Why was it that so many were drawn, first to John, and then to Jesus. These figures, enigmatic in their appearance and in their words drew tremendous crowds.

They spoke words that were often harsh and challenging and they were, in the end at least, unsuccessful – at least in worldly terms – in their ministries. Both met rather ignominious ends.

When Jesus poses this question, he tries to lead his listeners to an answer – John was much more than a pleasant novelty.

What John proposed was, in fact, something that corresponded to the desires to the human heart.
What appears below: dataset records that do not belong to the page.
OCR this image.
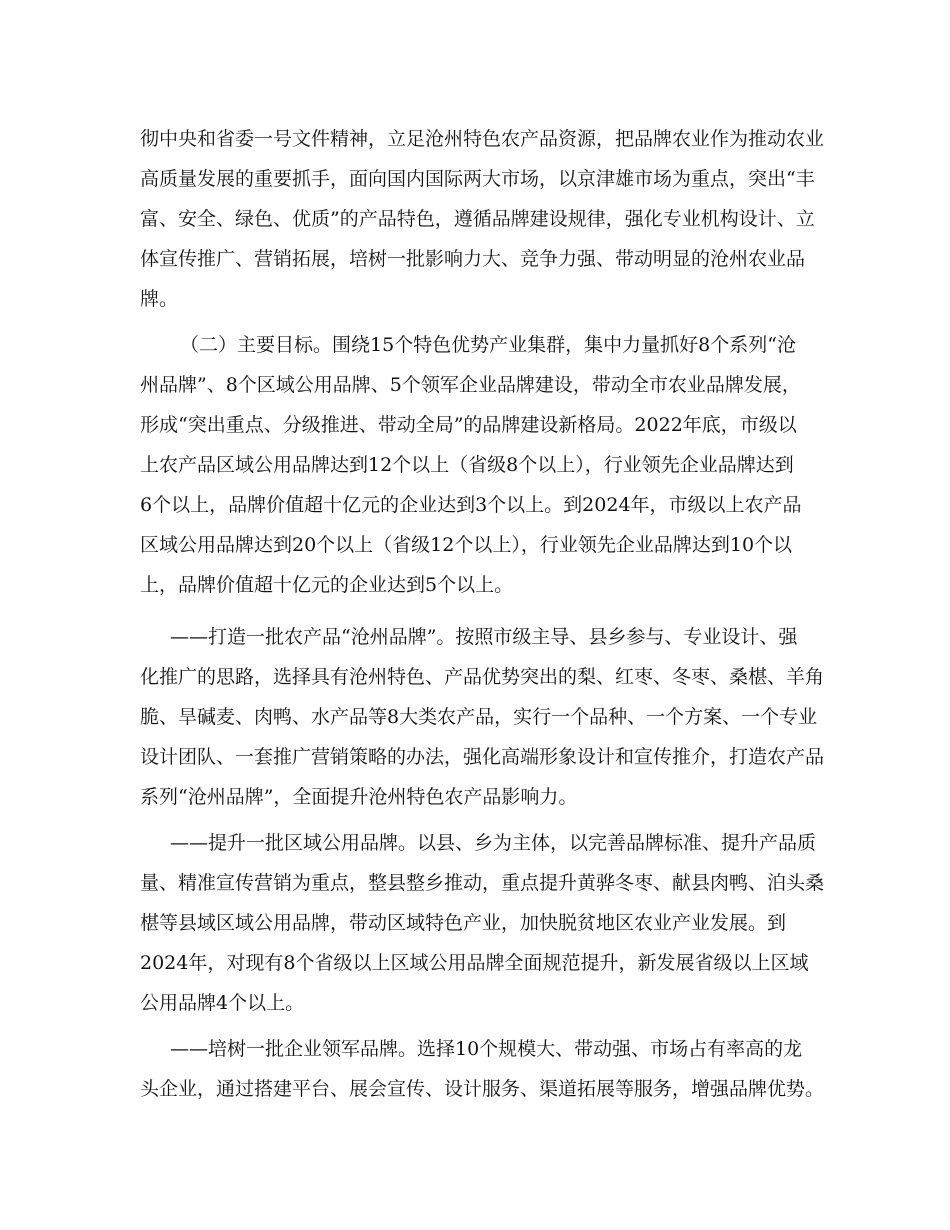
彻中央和省委一号文件精神，立足沧州特色农产品资源，把品牌农业作为推动农业

高质量发展的重要抓手，面向国内国际两大市场，以京津雄市场为重点，突出“丰

富、安全、绿色、优质”的产品特色，遵循品牌建设规律，强化专业机构设计、立

体宣传推广、营销拓展，培树一批影响力大、竞争力强、带动明显的沧州农业品

牌。

（二）主要目标。围绕15个特色优势产业集群，集中力量抓好8个系列“沧

州品牌”、8个区域公用品牌、5个领军企业品牌建设，带动全市农业品牌发展，

形成“突出重点、分级推进、带动全局”的品牌建设新格局。2022年底，市级以

上农产品区域公用品牌达到12个以上（省级8个以上），行业领先企业品牌达到

6个以上，品牌价值超十亿元的企业达到3个以上。到2024年，市级以上农产品

区域公用品牌达到20个以上（省级12个以上），行业领先企业品牌达到10个以

上，品牌价值超十亿元的企业达到5个以上。

——打造一批农产品“沧州品牌”。按照市级主导、县乡参与、专业设计、强

化推广的思路，选择具有沧州特色、产品优势突出的梨、红枣、冬枣、桑椹、羊角

脆、旱碱麦、肉鸭、水产品等8大类农产品，实行一个品种、一个方案、一个专业

设计团队、一套推广营销策略的办法，强化高端形象设计和宣传推介，打造农产品

系列“沧州品牌”，全面提升沧州特色农产品影响力。

——提升一批区域公用品牌。以县、乡为主体，以完善品牌标准、提升产品质

量、精准宣传营销为重点，整县整乡推动，重点提升黄骅冬枣、献县肉鸭、泊头桑

椹等县域区域公用品牌，带动区域特色产业，加快脱贫地区农业产业发展。到

2024年，对现有8个省级以上区域公用品牌全面规范提升，新发展省级以上区域

公用品牌4个以上。

——培树一批企业领军品牌。选择10个规模大、带动强、市场占有率高的龙

头企业，通过搭建平台、展会宣传、设计服务、渠道拓展等服务，增强品牌优势。
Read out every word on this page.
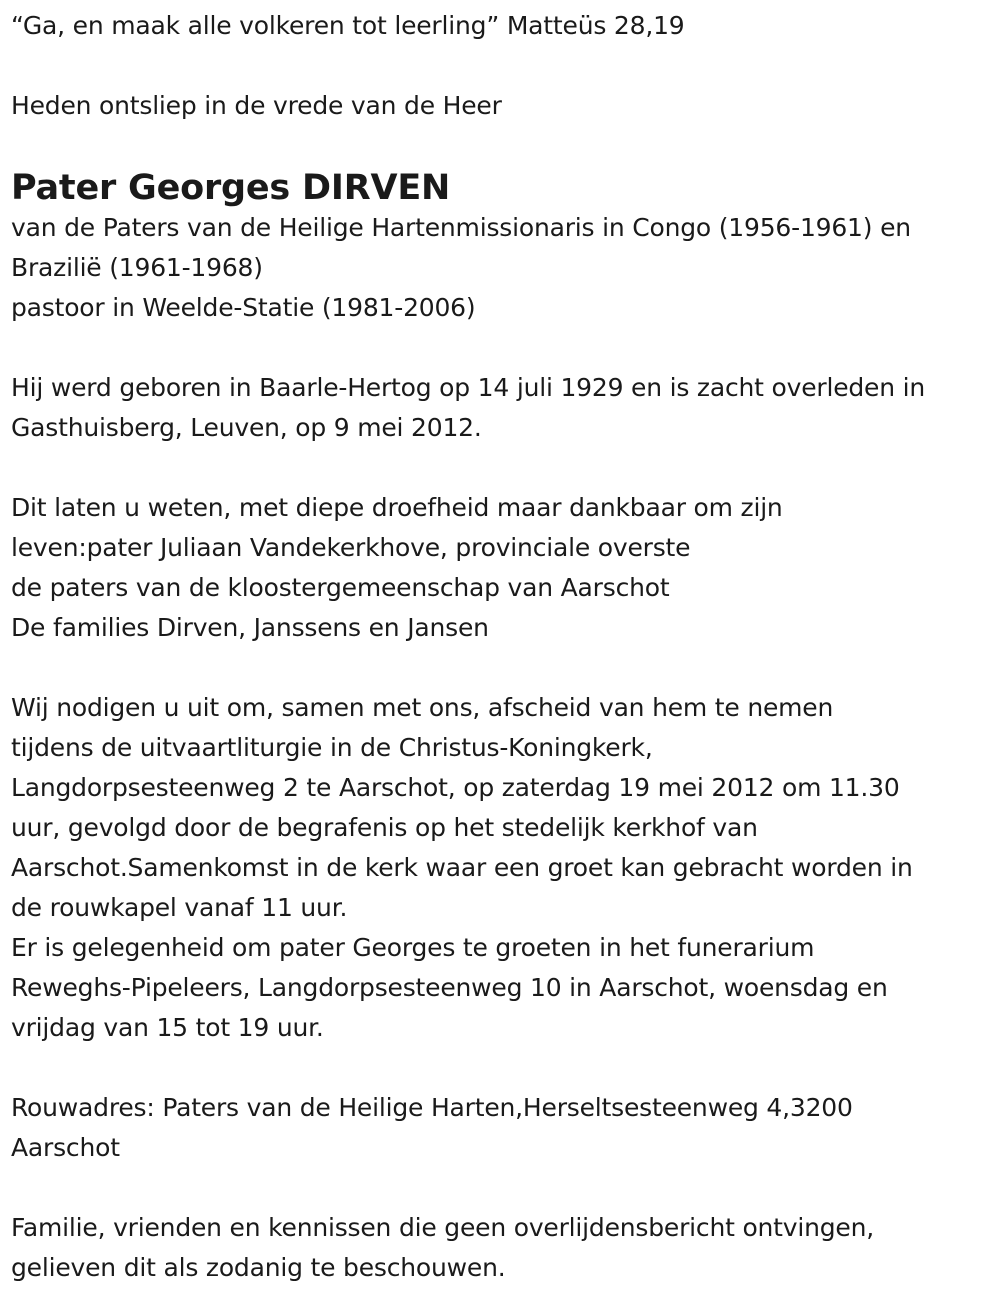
“Ga, en maak alle volkeren tot leerling” Matteüs 28,19
Heden ontsliep in de vrede van de Heer
Pater Georges DIRVEN
van de Paters van de Heilige Hartenmissionaris in Congo (1956-1961) en
Brazilië (1961-1968)
pastoor in Weelde-Statie (1981-2006)
Hij werd geboren in Baarle-Hertog op 14 juli 1929 en is zacht overleden in
Gasthuisberg, Leuven, op 9 mei 2012.
Dit laten u weten, met diepe droefheid maar dankbaar om zijn
leven:pater Juliaan Vandekerkhove, provinciale overste
de paters van de kloostergemeenschap van Aarschot
De families Dirven, Janssens en Jansen
Wij nodigen u uit om, samen met ons, afscheid van hem te nemen
tijdens de uitvaartliturgie in de Christus-Koningkerk,
Langdorpsesteenweg 2 te Aarschot, op zaterdag 19 mei 2012 om 11.30
uur, gevolgd door de begrafenis op het stedelijk kerkhof van
Aarschot.Samenkomst in de kerk waar een groet kan gebracht worden in
de rouwkapel vanaf 11 uur.
Er is gelegenheid om pater Georges te groeten in het funerarium
Reweghs-Pipeleers, Langdorpsesteenweg 10 in Aarschot, woensdag en
vrijdag van 15 tot 19 uur.
Rouwadres: Paters van de Heilige Harten,Herseltsesteenweg 4,3200
Aarschot
Familie, vrienden en kennissen die geen overlijdensbericht ontvingen,
gelieven dit als zodanig te beschouwen.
While his message was hard: we are all sinners and need to repent. What he provided though was the hope of forgiveness. His preaching pricked the consciences of the people (including Herod, who eventually was to order his execution), but did not leave the people in the despair that often accompanies such a profound awareness of one’s sinfulness. Instead, the Baptist pointed the way to a repentance that was truly life-giving. He smoothed the way for the one who was to come, the incarnation of mercy itself.

How do we react when the awareness of our own sinfulness hits us, when our consciences are pricked? Are we prepared to acknowledge our wrongdoing, and seek the grace to repent and repair broken relationships?

The words preached by John the Baptist find a resonance within us – they correspond to the inner desire of our hearts. They awaken us to the reality of our need, our sinfulness. And they call us forward, out of our sinfulness toward a place where we can open ourselves for the coming of the Incarnate God, to encounter Him who gives us life.

Point to Ponder

‘No act of our conscious life is true if it does not start out from the awareness that we are sinners.’

– Fr Julián Carrón: Exercises of the Fraternity of Communion and Liberation, Rimini 2016.